Cofnijmy się do lat pani dzieciństwa. Jakie ono było?
Było ona niewątpliwie szczęśliwe i pełne radości. W wielkim stopniu wynikało to z tego, że miałam trójkę wspaniałego rodzeństwa. Moja mama niezwykle pilnie strzegła bezpieczeństwa domowego ogniska. Było to dzieciństwo, jakie sobie wyśniłam w najskrytszych marzeniach.
Czy była pani grzeczną dziewczynką?
Myślę, że tak. Zawsze dobrze się uczyłam, w klasie pełniłam rolę przewodniczącej.
Szybko stałam się odpowiedzialna, ponieważ obecność młodszego rodzeństwa w domu tego ode mnie wymagała.
Asia młoda dziewczyna…
gdy miałam naście lat byłam mocno związana z ruchem Oazowym. Tam spotkałam swojego męża, była to miłość od pierwszego wejrzenia.

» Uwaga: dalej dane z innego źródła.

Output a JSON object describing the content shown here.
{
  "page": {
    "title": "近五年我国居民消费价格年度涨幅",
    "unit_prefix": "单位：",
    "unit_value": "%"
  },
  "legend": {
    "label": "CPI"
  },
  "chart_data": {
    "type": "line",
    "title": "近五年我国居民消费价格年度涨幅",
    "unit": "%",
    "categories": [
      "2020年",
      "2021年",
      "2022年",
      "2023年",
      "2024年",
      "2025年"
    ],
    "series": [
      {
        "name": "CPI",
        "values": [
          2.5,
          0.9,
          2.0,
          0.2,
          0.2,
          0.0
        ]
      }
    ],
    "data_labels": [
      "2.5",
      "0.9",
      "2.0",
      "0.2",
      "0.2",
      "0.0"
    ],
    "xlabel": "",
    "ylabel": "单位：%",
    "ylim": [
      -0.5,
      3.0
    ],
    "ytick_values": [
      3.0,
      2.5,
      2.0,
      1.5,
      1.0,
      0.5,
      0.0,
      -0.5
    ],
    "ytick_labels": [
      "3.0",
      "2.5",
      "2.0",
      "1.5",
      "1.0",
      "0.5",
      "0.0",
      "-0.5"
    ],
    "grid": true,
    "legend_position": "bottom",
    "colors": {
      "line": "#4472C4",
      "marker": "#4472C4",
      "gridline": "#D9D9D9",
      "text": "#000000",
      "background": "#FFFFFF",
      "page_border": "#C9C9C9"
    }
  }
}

Pod koniec lat osiemdziesiątych zaczęłam uczestniczyć w spotkaniach ze swoimi rówieśnikami, podczas, których dyskutowaliśmy m.in. o wolności i naszej przyszłości w Polsce.
Co u pani słychać teraz?
To, co słychać teraz u mnie jest blisko związane z moją pracą. Robię przede wszystkim to, co lubię robić. Praca w samorządzie jest dla mnie niezwykle ważna.
fot. Artur Kubasik
Co cieszy panią najbardziej?
Cieszy mnie to, że od piętnastu lat mam ukochanego męża i wspaniałego syna. Wiem, że zawsze mogę na nich liczyć Tak naprawdę zrozumiałam to nie dawno… Był taki moment w moim życiu, kiedy wydawało mi się, że praca i osiąganie sukcesów jest najważniejsze. Teraz wiem, że nie ma to sensu. Najważniejsza jest rodzina, przyjaźń. Jeśli człowiek czuje się kochany i ma przyjaciół, na których może polegać to ma wszystko.
Co panią drażni?
Nie lubię kłamstwa, cynizmu, arogancji. Są to cechy, które drażnią wszystkich i nie jestem w tym przypadku wyjątkiem.

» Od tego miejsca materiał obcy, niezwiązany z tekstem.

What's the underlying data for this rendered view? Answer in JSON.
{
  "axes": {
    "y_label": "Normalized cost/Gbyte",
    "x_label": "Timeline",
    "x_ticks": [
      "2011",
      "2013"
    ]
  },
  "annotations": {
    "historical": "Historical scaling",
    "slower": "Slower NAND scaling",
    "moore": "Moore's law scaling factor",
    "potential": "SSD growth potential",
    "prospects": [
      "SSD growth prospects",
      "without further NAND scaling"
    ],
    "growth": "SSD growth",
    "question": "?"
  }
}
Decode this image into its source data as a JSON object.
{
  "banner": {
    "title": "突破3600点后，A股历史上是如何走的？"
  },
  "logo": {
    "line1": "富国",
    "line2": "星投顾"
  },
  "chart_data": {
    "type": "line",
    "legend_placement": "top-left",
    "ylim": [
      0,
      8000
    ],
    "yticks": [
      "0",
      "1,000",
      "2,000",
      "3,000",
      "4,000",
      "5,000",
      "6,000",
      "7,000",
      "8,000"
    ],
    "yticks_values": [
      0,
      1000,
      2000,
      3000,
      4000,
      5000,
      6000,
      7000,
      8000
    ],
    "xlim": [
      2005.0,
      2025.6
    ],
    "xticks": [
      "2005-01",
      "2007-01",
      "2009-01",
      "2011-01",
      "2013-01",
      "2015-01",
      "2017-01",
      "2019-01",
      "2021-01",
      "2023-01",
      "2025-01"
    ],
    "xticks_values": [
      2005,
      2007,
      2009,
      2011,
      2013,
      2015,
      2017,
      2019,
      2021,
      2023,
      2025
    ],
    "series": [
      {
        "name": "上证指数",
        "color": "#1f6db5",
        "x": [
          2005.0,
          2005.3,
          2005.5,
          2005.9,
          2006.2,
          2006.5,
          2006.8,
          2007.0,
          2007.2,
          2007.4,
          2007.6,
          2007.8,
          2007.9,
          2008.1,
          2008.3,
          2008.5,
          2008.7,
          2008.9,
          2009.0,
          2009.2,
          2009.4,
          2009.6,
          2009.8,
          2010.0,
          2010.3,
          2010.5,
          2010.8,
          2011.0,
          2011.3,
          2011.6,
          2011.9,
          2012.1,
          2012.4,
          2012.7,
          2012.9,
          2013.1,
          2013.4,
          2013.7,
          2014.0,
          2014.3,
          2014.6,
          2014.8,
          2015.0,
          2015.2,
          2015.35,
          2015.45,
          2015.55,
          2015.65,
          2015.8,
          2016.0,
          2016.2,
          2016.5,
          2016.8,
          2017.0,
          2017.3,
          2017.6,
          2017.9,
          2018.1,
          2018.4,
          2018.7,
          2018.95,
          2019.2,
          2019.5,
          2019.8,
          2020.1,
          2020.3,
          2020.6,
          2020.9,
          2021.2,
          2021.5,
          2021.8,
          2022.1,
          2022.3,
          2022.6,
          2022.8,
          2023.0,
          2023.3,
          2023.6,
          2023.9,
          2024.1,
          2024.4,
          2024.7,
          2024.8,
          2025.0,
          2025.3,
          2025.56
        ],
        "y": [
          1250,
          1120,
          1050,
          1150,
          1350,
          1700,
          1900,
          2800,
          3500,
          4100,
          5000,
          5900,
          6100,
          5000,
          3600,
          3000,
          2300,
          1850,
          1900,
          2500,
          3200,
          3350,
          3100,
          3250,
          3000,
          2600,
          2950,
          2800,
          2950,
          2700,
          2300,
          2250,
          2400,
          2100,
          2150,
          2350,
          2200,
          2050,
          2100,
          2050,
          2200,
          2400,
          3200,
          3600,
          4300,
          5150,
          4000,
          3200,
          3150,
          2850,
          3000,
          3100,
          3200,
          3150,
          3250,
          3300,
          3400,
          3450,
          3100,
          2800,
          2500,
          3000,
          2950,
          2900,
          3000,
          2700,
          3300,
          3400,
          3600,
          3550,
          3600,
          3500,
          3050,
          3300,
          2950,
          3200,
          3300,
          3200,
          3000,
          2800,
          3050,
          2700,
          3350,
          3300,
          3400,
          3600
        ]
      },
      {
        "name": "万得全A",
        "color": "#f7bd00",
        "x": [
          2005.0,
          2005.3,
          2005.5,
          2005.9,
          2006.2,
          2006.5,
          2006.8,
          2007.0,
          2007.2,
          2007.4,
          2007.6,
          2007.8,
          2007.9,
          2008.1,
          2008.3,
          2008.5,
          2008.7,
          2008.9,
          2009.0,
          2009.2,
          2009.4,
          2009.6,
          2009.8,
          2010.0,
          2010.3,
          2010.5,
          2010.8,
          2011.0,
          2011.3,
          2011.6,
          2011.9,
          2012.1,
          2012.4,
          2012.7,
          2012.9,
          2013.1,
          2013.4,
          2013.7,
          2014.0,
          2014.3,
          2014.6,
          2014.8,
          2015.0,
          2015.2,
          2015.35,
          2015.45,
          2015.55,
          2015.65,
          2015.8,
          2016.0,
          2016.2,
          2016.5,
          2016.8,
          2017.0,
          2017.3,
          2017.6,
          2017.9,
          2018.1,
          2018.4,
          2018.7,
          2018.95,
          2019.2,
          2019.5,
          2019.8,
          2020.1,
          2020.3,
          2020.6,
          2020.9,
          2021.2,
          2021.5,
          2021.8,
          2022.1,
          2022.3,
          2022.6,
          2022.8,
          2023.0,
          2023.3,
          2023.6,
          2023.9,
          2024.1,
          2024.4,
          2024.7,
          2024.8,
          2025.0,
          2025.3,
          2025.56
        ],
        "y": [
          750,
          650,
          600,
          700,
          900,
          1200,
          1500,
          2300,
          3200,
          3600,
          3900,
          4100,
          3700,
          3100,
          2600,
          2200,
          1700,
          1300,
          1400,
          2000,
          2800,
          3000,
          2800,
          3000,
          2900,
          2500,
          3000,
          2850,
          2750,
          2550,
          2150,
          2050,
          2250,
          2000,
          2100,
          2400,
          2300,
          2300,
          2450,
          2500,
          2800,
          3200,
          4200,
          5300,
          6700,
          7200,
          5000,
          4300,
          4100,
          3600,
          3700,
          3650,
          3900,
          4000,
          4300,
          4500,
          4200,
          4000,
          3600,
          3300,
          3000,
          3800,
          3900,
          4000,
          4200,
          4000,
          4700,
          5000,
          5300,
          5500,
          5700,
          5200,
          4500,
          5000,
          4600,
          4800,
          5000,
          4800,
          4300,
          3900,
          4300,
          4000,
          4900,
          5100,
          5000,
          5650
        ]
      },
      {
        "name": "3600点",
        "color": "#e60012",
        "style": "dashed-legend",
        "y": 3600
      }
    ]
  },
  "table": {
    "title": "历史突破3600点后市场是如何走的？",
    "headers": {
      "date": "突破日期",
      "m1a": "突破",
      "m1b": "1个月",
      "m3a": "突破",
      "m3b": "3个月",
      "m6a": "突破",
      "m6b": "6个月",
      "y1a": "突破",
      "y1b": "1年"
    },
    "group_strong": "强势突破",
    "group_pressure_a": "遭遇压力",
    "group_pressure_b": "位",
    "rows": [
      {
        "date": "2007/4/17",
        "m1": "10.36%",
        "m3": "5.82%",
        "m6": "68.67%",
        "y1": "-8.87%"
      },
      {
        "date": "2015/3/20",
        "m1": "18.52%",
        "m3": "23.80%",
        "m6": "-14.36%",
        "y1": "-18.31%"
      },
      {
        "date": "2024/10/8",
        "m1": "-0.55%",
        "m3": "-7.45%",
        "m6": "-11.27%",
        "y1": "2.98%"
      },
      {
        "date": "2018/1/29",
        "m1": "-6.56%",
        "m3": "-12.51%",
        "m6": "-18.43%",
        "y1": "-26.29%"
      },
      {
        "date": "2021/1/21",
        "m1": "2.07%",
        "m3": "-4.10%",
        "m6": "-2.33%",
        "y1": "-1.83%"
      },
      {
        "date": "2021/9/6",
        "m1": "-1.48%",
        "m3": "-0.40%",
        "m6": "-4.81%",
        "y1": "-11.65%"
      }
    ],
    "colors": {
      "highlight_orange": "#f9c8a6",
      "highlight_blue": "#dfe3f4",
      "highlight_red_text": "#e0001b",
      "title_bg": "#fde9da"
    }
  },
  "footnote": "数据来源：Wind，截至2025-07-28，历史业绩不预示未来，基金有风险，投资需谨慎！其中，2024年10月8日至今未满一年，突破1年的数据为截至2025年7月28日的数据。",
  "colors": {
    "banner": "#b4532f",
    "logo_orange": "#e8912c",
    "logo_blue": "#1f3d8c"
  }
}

Jak spędza pani wolny czas?
Staram się go spędzać z rodziną. Chodzimy na spacery, wyjeżdżamy w góry na narty. Bardzo lubię gotować według życzeń mojego syna.
Ulubione miejsce?
Kocham góry, tam czuję się wolna, a zarazem jestem onieśmielona ich majestatem. Chętnie odwiedzam Kraków, w Świnoujściu bardzo lubię spacerować po promenadzie.
fot. Artur Kubasik
Pani autorytety?
Niewątpliwie jest nim Jan Paweł II. Z otoczenia polityków jest nim Aleksander Kwaśniewski. Jego postawa, otwarcie na ludzi różnych opcji i światopoglądów, styl bycia jest dla mnie niedościgniony
Czym jest dla pani miłość?
Miłość jest codziennym życiem, to ona nadaje jemu sens..
Jest pani romantyczką!
Zdecydowanie tak. Uwielbiam pytać się mojego męża kilka razy dziennie czy mnie kocha. Zawsze odpowiada, że dowiem się o 19.00. Gdy nadchodzi ta godzina zazwyczaj (śmiech) mówi jak bardzo mnie kocha i jak wiele dla niego znaczę.

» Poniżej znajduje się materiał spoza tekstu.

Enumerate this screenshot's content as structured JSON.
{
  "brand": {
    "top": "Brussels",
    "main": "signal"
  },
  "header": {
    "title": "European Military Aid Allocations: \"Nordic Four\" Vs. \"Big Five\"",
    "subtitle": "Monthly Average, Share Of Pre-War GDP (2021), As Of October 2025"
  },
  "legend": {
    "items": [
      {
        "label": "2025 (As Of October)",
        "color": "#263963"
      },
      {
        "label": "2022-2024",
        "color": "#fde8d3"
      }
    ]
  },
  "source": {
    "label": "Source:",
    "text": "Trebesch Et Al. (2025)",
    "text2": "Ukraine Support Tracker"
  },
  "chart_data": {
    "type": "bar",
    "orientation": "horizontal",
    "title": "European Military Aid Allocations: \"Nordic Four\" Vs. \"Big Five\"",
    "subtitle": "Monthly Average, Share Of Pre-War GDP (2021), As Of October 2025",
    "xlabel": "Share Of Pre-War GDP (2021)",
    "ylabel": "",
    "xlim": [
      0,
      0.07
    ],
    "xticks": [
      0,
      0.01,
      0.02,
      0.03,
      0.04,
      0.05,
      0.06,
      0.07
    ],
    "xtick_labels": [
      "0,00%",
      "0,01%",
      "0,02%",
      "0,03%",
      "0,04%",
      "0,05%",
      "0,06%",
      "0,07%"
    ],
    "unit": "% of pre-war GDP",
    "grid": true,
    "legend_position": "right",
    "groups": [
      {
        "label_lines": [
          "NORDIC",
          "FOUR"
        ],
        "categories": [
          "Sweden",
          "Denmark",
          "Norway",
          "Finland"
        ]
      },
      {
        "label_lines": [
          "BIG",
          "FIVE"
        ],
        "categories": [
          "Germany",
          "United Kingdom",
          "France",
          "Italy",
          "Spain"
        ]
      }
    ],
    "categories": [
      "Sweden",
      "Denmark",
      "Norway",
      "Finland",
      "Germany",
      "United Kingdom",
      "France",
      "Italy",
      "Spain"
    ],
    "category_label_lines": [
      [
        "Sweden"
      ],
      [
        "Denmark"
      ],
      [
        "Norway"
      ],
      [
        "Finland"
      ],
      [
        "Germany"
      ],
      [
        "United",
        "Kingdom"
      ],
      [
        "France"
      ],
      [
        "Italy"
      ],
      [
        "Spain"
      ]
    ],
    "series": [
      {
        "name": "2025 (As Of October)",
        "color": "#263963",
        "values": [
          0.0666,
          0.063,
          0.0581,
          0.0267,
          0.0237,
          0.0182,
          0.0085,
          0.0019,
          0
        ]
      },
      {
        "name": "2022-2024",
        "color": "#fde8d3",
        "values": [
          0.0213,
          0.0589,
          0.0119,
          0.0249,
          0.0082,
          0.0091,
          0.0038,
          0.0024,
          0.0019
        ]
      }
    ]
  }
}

Czego oczekuje pani od życia?
Od życia oczekuje stabilizacji i pewnej przewidywalności oraz satysfakcji, którą daje mi moja praca zawodowa, ale szczególnie społeczna, rodzina, przyjaciele…
Jaką cechę swojej osobowości lubi pani najbardziej?
Jest to zdecydowanie upór pracowitość i odpowiedzialność. Zawsze konsekwentnie dążę do realizacji moich postanowień i marzeń.
fot. Artur Kubasik
Pani pasje?
Może to zabrzmi śmiesznie, ale uwielbiam się uczyć i czytać. Od czasu do czasu, gdy mam chandrę lubię wybrać się do kosmetyczki lub na zakupy. Jak każdej kobiecie bardzo to poprawia humor. Czasem wyciągam z piwnicy moją wysłużona gitarę siadam na podłodze z kieliszkiem ulubionego wina i po prostu uciekam w świat wspomnień i marzeń.
Jak spędza pani wieczory?
Lubię spotykać się ze swoimi przyjaciółmi. Odwiedzam rodziców, wracam do ulubionych książek…
Na kolacje umówiłabym się z ….
ze swoim mężem (śmiech) Chętnie porozmawiałabym również z Tomaszem Lisem. Bardzo podoba mi się jego styl bycia, podejście do życia, klasa. Jest on niewątpliwie dziennikarzem marzeń.